CHAMPAIGN — There are still more than two months before the start of the college basketball season and just more than three weeks before practices can officially begin, but there's no shortage of competitiveness inside the Ubben Practice Facility.
The Illinois men's basketball team has been working out in small groups this summer and one of those groups includes Ayo Dosunmu, Trent Frazier, Andre Curbelo and Adam Miller — four players who make up what is arguably one of the deepest group of guards in the country.
The workouts are focusing on skill, so it isn't necessarily two-on-two, but the competitive juices are more than present. It's also a chance for Curbelo and Miller — both of whom are highly-regarded, four-star freshmen guards — to learn from the veterans who have gone through the highs and lows of rebuilding the program to national relevance.
"We compete," Frazier said. "Those guys are competitors. I love the mentality they have right now. They ask a lot of questions already and they’re picking up things quickly."
Frazier has been embracing his role as a senior leader on the team, imparting four years of knowledge on to Curbelo and Miller to keep the upward trajectory of the program in motion. Dosunmu and Miller won a state championship together in 2018 at Chicago Morgan Park High School before Dosunmu came to Champaign and began putting the bricks of a rebuild in place.
Curbelo and Miller enter the Illini at a different moment in time and have the voices of those who have been there, done that in their ear.
"The biggest thing is veterans," head coach Brad Underwood said. "You’ve got guys who know. Ayo can tell them his experience and the things that have come, and Trent, Da’Monte (Williams), Giorgi (Bezhanishvili). Those guys are huge and we didn’t have that our first two years."
Practices can begin on Oct. 14 and things will hit a new gear, but the early reports on the freshmen have been encouraging. Installation of plays and schemes will begin with practice, which can be a daunting task, particularly for younger players.
“I always say I like ‘em but when practice starts, life starts for them," Underwood said. "They’ve been unbelievable in workouts. They’re great listeners, which is one of the things I evaluate early."
It won't be all smooth sailing at first; it never is. Growing pains on the practice floor across the country are expected and it's better to have them there than during a game in November and beyond. Miller and Curbelo certainly come to Illinois with plenty of fanfare and both were Top-50 recruits out of high school. Underwood calls Curbelo one of the best passers in the country and Miller is a scorer with a sweet shooting stroke.
“We’re excited about them," Underwood said. "Once we get to the point in practice, I call it stacking things: Offense, defense, start building on ball-screen coverages. They’ll go through some struggles — all freshmen do. It’s how they handle those struggles that determines how much success they have, especially early."
Frazier has been trying to communicate the importance of the little things during the workouts, but has been around long enough to know things are accelerated when practice begins and the season inches closer. These freshmen, he said, are equipped to handle it.

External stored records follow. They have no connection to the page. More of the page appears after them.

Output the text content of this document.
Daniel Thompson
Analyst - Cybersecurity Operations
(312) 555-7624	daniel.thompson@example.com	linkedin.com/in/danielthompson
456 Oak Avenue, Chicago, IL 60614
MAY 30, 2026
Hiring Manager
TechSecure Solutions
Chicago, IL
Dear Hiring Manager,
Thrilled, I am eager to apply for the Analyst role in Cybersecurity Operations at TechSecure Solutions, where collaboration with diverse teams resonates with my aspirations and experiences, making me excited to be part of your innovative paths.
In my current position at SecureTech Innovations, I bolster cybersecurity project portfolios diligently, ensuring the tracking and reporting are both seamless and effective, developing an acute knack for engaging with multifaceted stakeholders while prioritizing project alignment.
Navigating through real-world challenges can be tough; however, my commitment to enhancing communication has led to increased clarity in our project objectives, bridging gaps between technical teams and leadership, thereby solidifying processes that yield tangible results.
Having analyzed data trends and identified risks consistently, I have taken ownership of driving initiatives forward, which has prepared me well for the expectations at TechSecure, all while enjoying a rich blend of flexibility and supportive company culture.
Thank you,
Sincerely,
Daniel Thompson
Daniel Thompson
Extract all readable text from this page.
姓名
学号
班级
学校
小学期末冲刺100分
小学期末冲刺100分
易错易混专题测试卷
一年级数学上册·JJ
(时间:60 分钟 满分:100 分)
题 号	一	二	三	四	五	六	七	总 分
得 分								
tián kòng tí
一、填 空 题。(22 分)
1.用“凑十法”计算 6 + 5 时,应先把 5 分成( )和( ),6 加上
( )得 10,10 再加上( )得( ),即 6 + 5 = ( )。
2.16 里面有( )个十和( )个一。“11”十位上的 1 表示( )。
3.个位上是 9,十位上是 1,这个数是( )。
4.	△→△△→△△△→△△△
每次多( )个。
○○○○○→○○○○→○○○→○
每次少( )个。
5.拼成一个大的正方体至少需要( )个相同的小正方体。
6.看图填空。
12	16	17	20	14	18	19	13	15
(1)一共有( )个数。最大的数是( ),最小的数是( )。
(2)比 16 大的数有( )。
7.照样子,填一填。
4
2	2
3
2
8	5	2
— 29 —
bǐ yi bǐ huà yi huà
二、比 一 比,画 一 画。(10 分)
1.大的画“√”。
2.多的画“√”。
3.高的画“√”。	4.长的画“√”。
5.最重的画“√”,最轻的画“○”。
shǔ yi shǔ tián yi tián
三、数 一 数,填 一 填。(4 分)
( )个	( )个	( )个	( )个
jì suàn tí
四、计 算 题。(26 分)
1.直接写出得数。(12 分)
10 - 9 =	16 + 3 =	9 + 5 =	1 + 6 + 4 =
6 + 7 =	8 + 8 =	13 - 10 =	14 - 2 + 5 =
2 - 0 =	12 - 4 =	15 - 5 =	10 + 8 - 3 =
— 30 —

“They have to be able to learn three new plays in a day and be able to run it the next day when we’re in workouts and we’re running live," Frazier said. "They’ve very smart, their IQ, they’re really talented an they can really play some basketball. The biggest thing right now is being able to communicate with these guys and be able to help them pick up things along the way."
Illinois has a particularly deep group of guards including Austin Hutcherson and Da'Monte Williams, who both can also play on the wing or at the four position. Underwood has long talked about recruiting "winners" and players who fit the culture of what has been built in his first three years with the program.
Consider Curbelo and Miller, two of the four-person recruiting class that includes forward Coleman Hawkins and center Brandon Lieb, the next in line.
"They fit in with that same hunger and that attitude," Hutcherson said. "Adam comes to work every single day, Curbelo the same thing. Just the way they attract drills with their mentality ... they really fit in with our culture. The biggest thing is that they listen really well to instruction. When we’re putting in something new or we’re doing the drill, there’s no backup. We’re right into it and everyone kind of fits in right away."